Viele Singles überstehen den Valentinstag nur mit Mühe, denn: Es ist ja der Tag der Verliebten. Aber muss das denn so sein? Eine Psychologin erinnert an die eine Beziehung, die wir immer führen: die zu uns selbst.
Der Valentinstag kann für frisch Getrennte eine grosse Herausforderung sein, denn die Welt scheint rund um den 14. Februar nur noch aus Zweisamkeit, Pralinenschachteln und Blumensträussen zu bestehen. Ähnlich schwer zu überstehen ist der Tag, wenn die letzte Beziehung schon etwas länger zurückliegt und die Sehnsucht nach einem Partner oder einer Partnerin immer grösser wird.
Die Psychologin Hanne Horvath erklärt im Interview, mit welcher Haltung Singles den Valentinstag nicht nur besser überstehen, sondern vielleicht sogar geniessen können.
Frau Horvath, rund um den Valentinstag werden Singles überall damit konfrontiert, dass sie alleine sind. Wie geht man mit diesem Gefühl am besten um?
Hanne Horvath: Die Konfrontation ist ja nur dann schmerzhaft, wenn da ein grosser Wunsch nach einer Beziehung besteht. Menschen, die gerade froh sind alleine zu sein, werden diesen Tag anders begehen, als die, die sich jemanden an ihrer Seite wünschen. Diese Sehnsucht kann sich auf verschiedene Arten ausdrücken. Viele werden traurig und zerfliessen vielleicht in ihrem Gefühl. Andere versuchen sich ihre Bedürfnisse kleinzureden und werten Paarbeziehungen ab. Beides ist absolut verständlich und auch normal. Nur ist es hilfreicher, sich ein bisschen in der Mitte dieser beiden Pole einzupendeln. Im ersten Schritt bietet es sich an, den Wunsch erstmal anzunehmen und nicht in negative oder selbstabwertende Gedankenschleifen einzusteigen.

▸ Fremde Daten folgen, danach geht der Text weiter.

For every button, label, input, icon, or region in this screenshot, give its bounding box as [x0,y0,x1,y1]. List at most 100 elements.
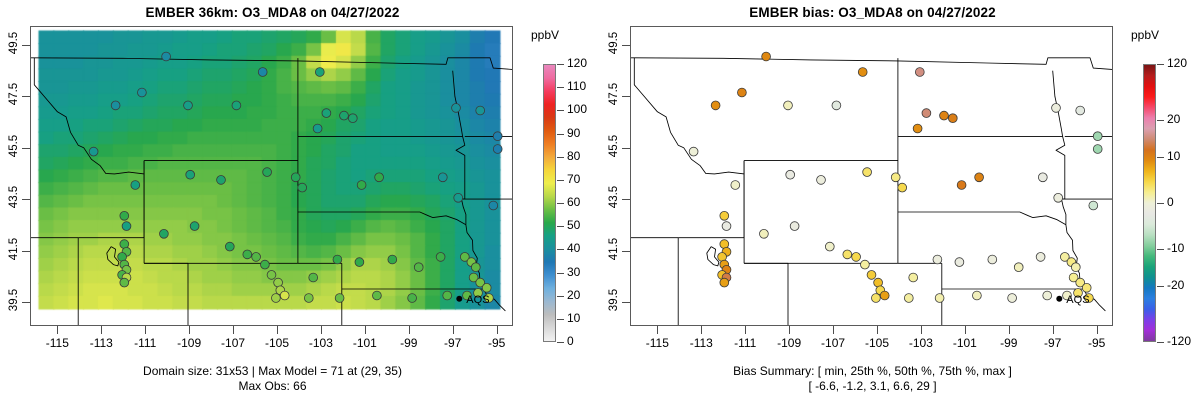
panel-bias-title: EMBER bias: O3_MDA8 on 04/27/2022 [749,5,996,20]
observation-marker [719,211,730,221]
observation-marker [312,123,323,134]
y-axis-label: 43.5 [8,185,20,209]
observation-marker [110,100,121,111]
observation-marker [321,108,332,118]
x-axis-tick [745,326,747,334]
y-axis-label: 49.5 [608,31,620,55]
panel-model-plot: AQS [30,26,513,326]
x-axis-tick [364,326,366,334]
observation-marker [954,257,965,267]
colorbar-tick [557,249,564,251]
observation-marker [1073,288,1083,298]
observation-marker [908,272,919,283]
observation-marker [1053,193,1064,203]
map-border [455,136,467,225]
colorbar-tick-label: 60 [567,195,581,209]
y-axis-label: 39.5 [608,288,620,312]
observation-marker [987,254,998,265]
x-axis-tick [789,326,791,334]
observation-marker [442,290,453,301]
observation-marker [185,169,196,180]
map-border [897,211,1067,226]
observation-marker [484,293,494,303]
observation-marker [860,259,870,270]
observation-marker [492,144,503,154]
y-axis-tick [22,96,30,98]
observation-marker [459,252,470,262]
panel-bias-caption-2: [ -6.6, -1.2, 3.1, 6.6, 29 ] [808,379,937,393]
colorbar-tick [557,318,564,320]
colorbar-gradient [543,64,556,342]
observation-marker [1070,262,1081,273]
x-axis-label: -103 [308,336,333,350]
observation-marker [897,182,908,193]
colorbar-tick-label: -10 [1167,240,1185,255]
observation-marker [189,221,200,231]
observation-marker [825,241,835,252]
observation-marker [1062,290,1072,301]
observation-marker [862,167,872,177]
observation-marker [475,277,486,288]
observation-marker [372,290,382,301]
map-border [633,57,745,239]
observation-marker [1059,252,1070,262]
x-axis-tick [833,326,835,334]
observation-marker [759,229,769,239]
observation-marker [481,282,492,293]
observation-marker [939,110,949,121]
observation-marker [216,175,226,185]
y-axis-label: 43.5 [608,185,620,209]
observation-marker [1007,293,1017,303]
x-axis-label: -111 [134,336,157,350]
map-border [1055,136,1067,225]
observation-marker [130,180,141,190]
y-axis-label: 47.5 [8,83,20,106]
x-axis-tick [920,326,922,334]
observation-marker [816,175,826,185]
x-axis-tick [276,326,278,334]
colorbar-tick-label: -20 [1167,278,1185,293]
y-axis-tick [622,96,630,98]
y-axis-tick [622,44,630,46]
x-axis-label: -109 [177,336,202,350]
map-border [706,246,720,267]
observation-marker [921,108,932,118]
y-axis-label: 39.5 [8,288,20,312]
x-axis-tick [101,326,103,334]
colorbar-tick-label: 30 [567,264,581,279]
colorbar-tick [557,203,564,204]
colorbar-tick-label: 90 [567,125,581,140]
model-map-canvas: AQS [31,27,512,325]
y-axis-label: 49.5 [8,31,20,55]
observation-marker [242,249,253,260]
observation-marker [710,100,721,111]
observation-marker [1088,200,1099,211]
colorbar-tick-label: 50 [567,218,581,233]
observation-marker [354,257,365,267]
y-axis-tick [22,44,30,46]
observation-marker [279,290,290,301]
x-axis-tick [408,326,410,334]
x-axis-tick [189,326,191,334]
observation-marker [303,293,314,303]
observation-marker [1013,262,1024,273]
x-axis-label: -107 [821,336,846,350]
y-axis-tick [622,301,630,303]
x-axis-label: -113 [689,336,713,350]
observation-marker [435,252,446,262]
observation-marker [374,172,384,183]
panel-bias-plot: AQS [630,26,1113,326]
observation-marker [119,277,130,288]
map-border [144,262,189,325]
panel-model-title: EMBER 36km: O3_MDA8 on 04/27/2022 [145,5,400,20]
observation-marker [932,254,943,265]
aqs-legend-label: AQS [1066,294,1089,306]
observation-marker [453,193,464,203]
y-axis-label: 41.5 [8,237,20,260]
observation-marker [1051,103,1061,113]
observation-marker [492,131,503,141]
x-axis-label: -99 [400,336,418,350]
panel-model-caption-2: Max Obs: 66 [238,379,307,393]
observation-marker [407,293,417,303]
observation-marker [934,293,945,303]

Stattdessen lieber den Blick darauf richten, was wir selbst an der Beziehung verbessern könnten, die wir immer führen. Das ist die Beziehung zu uns selbst. Sich dafür wieder zu öffnen, darin liegt eine Chance. Wir werden zu unserem eigenen Valentine. Natürlich ist das nicht leicht, aber ich ermutige trotzdem dazu mal zu prüfen, welche Bedürfnisse wir uns selbst erfüllen könnten. Denn der Wunsch nach einer Beziehung ist ja häufig verbunden mit einer Hoffnung auf mehr emotionale Unterstützung, Geborgenheit, Zuneigung, Freude oder Intimität.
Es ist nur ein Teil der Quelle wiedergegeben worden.